HDD makes wierd noise at power on

Discussion in 'Hardware' started by Outlawstar15a2, Jun 24, 2013.

  1. Outlawstar15a2

    Outlawstar15a2 Corporal

    The HDD that houses my OS makes a weird noise upon powering on. It occurs when the drive has to spin up it sounds like it's spinning up but the sound is..... Off. Kinda like a old CD-ROM drive when the disk is spinning really fast.
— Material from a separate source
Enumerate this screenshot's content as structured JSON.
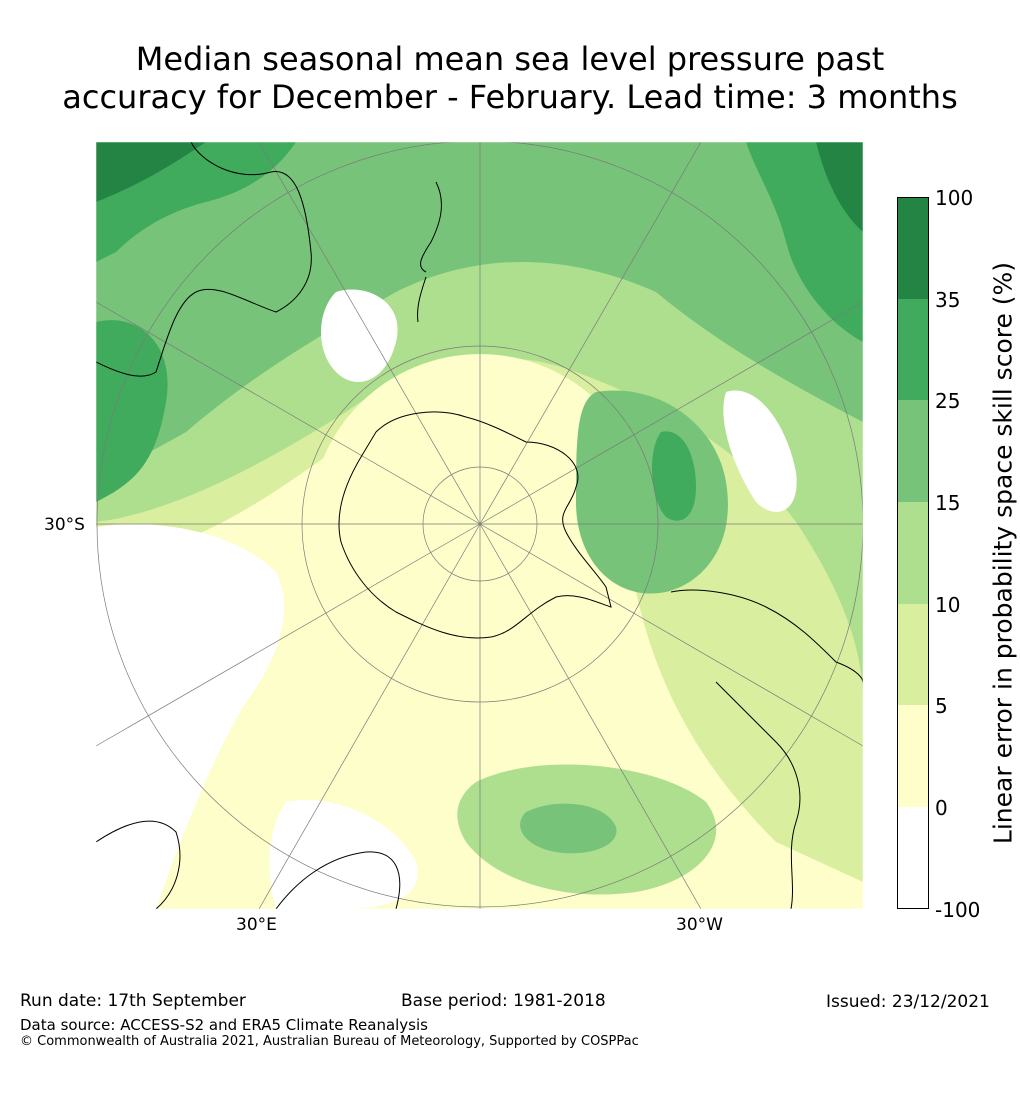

The sound is not continual it only happens at spin up from a power on state and for one second it does not occur when reboot is initiated.
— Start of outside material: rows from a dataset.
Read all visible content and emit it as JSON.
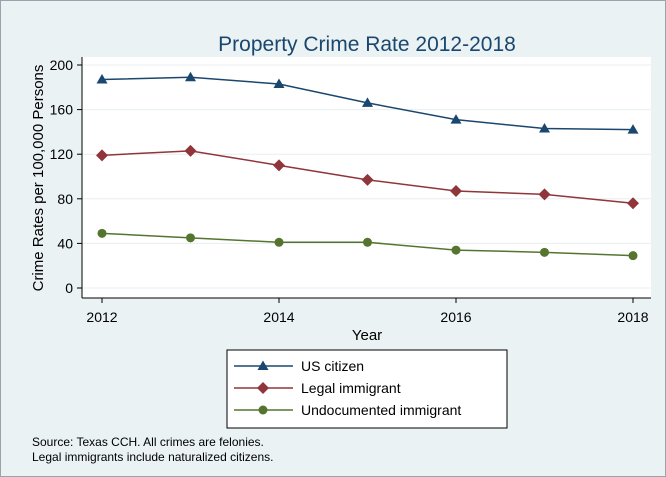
{
  "chart_data": {
    "type": "line",
    "title": "Property Crime Rate 2012-2018",
    "xlabel": "Year",
    "ylabel": "Crime Rates per 100,000 Persons",
    "x": [
      2012,
      2013,
      2014,
      2015,
      2016,
      2017,
      2018
    ],
    "xticks": [
      "2012",
      "2014",
      "2016",
      "2018"
    ],
    "yticks": [
      "0",
      "40",
      "80",
      "120",
      "160",
      "200"
    ],
    "xlim": [
      2012,
      2018
    ],
    "ylim": [
      0,
      200
    ],
    "grid": "horizontal",
    "legend_position": "bottom",
    "series": [
      {
        "name": "US citizen",
        "values": [
          187,
          189,
          183,
          166,
          151,
          143,
          142
        ],
        "color": "#1a476f",
        "marker": "triangle"
      },
      {
        "name": "Legal immigrant",
        "values": [
          119,
          123,
          110,
          97,
          87,
          84,
          76
        ],
        "color": "#90353b",
        "marker": "diamond"
      },
      {
        "name": "Undocumented immigrant",
        "values": [
          49,
          45,
          41,
          41,
          34,
          32,
          29
        ],
        "color": "#55752f",
        "marker": "circle"
      }
    ]
  },
  "notes": [
    "Source: Texas CCH. All crimes are felonies.",
    "Legal immigrants include naturalized citizens."
  ]
}
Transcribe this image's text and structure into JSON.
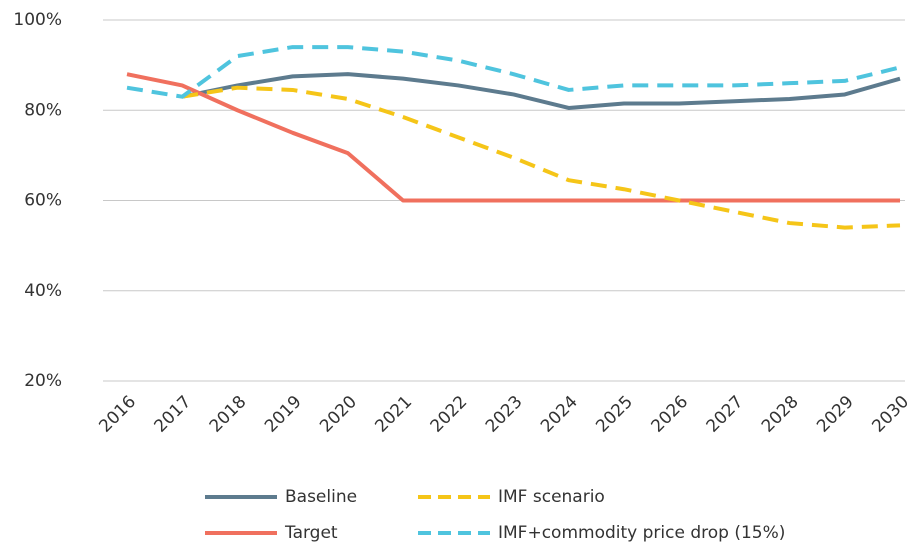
{
  "chart_data": {
    "type": "line",
    "categories": [
      "2016",
      "2017",
      "2018",
      "2019",
      "2020",
      "2021",
      "2022",
      "2023",
      "2024",
      "2025",
      "2026",
      "2027",
      "2028",
      "2029",
      "2030"
    ],
    "series": [
      {
        "name": "Baseline",
        "color": "#5d7b8e",
        "dashed": false,
        "values": [
          null,
          83,
          85.5,
          87.5,
          88,
          87,
          85.5,
          83.5,
          80.5,
          81.5,
          81.5,
          82,
          82.5,
          83.5,
          87
        ]
      },
      {
        "name": "Target",
        "color": "#f0705e",
        "dashed": false,
        "values": [
          88,
          85.5,
          80,
          75,
          70.5,
          60,
          60,
          60,
          60,
          60,
          60,
          60,
          60,
          60,
          60
        ]
      },
      {
        "name": "IMF scenario",
        "color": "#f5c518",
        "dashed": true,
        "values": [
          null,
          83,
          85,
          84.5,
          82.5,
          78.5,
          74,
          69.5,
          64.5,
          62.5,
          60,
          57.5,
          55,
          54,
          54.5
        ]
      },
      {
        "name": "IMF+commodity price drop (15%)",
        "color": "#4fc4de",
        "dashed": true,
        "values": [
          85,
          83,
          92,
          94,
          94,
          93,
          91,
          88,
          84.5,
          85.5,
          85.5,
          85.5,
          86,
          86.5,
          89.5
        ]
      }
    ],
    "ylim": [
      20,
      100
    ],
    "yticks": [
      {
        "value": 20,
        "label": "20%"
      },
      {
        "value": 40,
        "label": "40%"
      },
      {
        "value": 60,
        "label": "60%"
      },
      {
        "value": 80,
        "label": "80%"
      },
      {
        "value": 100,
        "label": "100%"
      }
    ],
    "grid": true,
    "legend": "bottom"
  }
}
    I've already taken the liberty to back up all HDDs in the computer as I am not taking any chances also I've done a short SMART self test using Seatools and it passed all tests (It's a Seagate drive) will do a long and short test as soon as I can get Seatools for DOS also the drive does not appear to have any read/write problems and works perfectly fine afterwards.

    I did check the drive in Crystal Disk Info last night and it reported a yellow caution alert for Reallocated Sector Count. However when I turned the PC on a hour ago and checked again the Sector Count had not increased. This drive would be a good two years old as that's how old the system so I wanted to know if this is something I should lose sleep over or if it can be ignored. I can RMA it as I should be under warranty but I'd really like to avoid that if possible. The HDD power on noise started in March.
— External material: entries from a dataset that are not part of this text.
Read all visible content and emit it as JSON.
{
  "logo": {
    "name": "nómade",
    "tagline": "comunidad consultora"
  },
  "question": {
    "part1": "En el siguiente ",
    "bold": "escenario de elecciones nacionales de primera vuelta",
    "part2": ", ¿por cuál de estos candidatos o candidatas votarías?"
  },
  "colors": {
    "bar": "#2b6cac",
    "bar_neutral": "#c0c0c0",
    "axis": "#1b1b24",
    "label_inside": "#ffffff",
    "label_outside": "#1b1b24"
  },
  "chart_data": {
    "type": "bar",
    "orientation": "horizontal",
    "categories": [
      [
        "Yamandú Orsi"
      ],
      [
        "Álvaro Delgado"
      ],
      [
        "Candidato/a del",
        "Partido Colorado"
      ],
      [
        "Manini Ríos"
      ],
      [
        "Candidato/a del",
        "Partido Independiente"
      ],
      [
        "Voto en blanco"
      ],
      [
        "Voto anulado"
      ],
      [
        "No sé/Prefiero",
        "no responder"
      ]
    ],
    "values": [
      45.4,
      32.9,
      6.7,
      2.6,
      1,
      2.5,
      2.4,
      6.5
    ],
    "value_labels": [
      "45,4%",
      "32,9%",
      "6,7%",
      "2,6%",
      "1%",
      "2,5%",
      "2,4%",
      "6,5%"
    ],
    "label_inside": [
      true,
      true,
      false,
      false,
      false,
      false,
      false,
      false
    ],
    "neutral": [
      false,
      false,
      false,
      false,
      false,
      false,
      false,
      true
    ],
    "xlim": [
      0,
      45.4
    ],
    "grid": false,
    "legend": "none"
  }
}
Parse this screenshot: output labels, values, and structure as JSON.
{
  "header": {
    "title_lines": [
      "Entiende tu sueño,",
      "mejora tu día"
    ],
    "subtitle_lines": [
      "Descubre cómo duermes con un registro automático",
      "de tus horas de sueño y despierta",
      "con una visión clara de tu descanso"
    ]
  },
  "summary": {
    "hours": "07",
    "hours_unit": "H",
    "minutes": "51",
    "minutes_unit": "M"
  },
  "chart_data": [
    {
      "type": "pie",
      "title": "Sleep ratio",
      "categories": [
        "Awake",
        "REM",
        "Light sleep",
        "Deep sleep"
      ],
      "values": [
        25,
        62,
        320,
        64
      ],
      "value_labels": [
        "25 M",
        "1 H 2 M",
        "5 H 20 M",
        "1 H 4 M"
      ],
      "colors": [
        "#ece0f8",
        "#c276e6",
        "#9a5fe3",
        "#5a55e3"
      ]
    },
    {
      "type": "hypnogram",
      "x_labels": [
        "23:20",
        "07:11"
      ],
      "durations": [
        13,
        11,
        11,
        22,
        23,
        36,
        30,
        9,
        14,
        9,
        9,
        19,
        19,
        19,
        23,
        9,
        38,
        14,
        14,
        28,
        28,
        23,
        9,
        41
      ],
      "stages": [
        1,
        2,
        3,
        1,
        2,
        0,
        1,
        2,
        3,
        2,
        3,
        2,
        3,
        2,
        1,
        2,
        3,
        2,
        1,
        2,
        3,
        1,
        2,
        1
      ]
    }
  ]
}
    The model name is ST500NM0011 if it helps.
     
  2. Outlawstar15a2

    Outlawstar15a2 Corporal

    Just tested the Seagate drive in Seatools for DOS. It passed the long and short DST as well as the Acoustic test.
     
  3. McSwaggerton

    McSwaggerton Private E-2

    Sounds like the motor in your HDD is going bad. At the minimum you should back up your data. If it starts taking longer to spin up, or the noises get progressively worse, a complete failure is probably in your near future.
     
  4. davismccarn

    davismccarn Specialist

    Whenever the value of the "Reallocated Sector Count" is NOT zero, the drive believes that the media is failing AND you have a brief window of opportunity.
    Get a copy of RoadKill's RawCopy ( http://www.roadkil.net/program.php/P22/Raw Copy )
    Get an identical or slightly larger replacement hard disk drive.
    Use RawCopy's physical drives to copy the failing drive to the replacement and then swap out the bad drive.
    P.S. This is easiest done on another PC with the failing drive and the replacement connected as drives 2 and 3.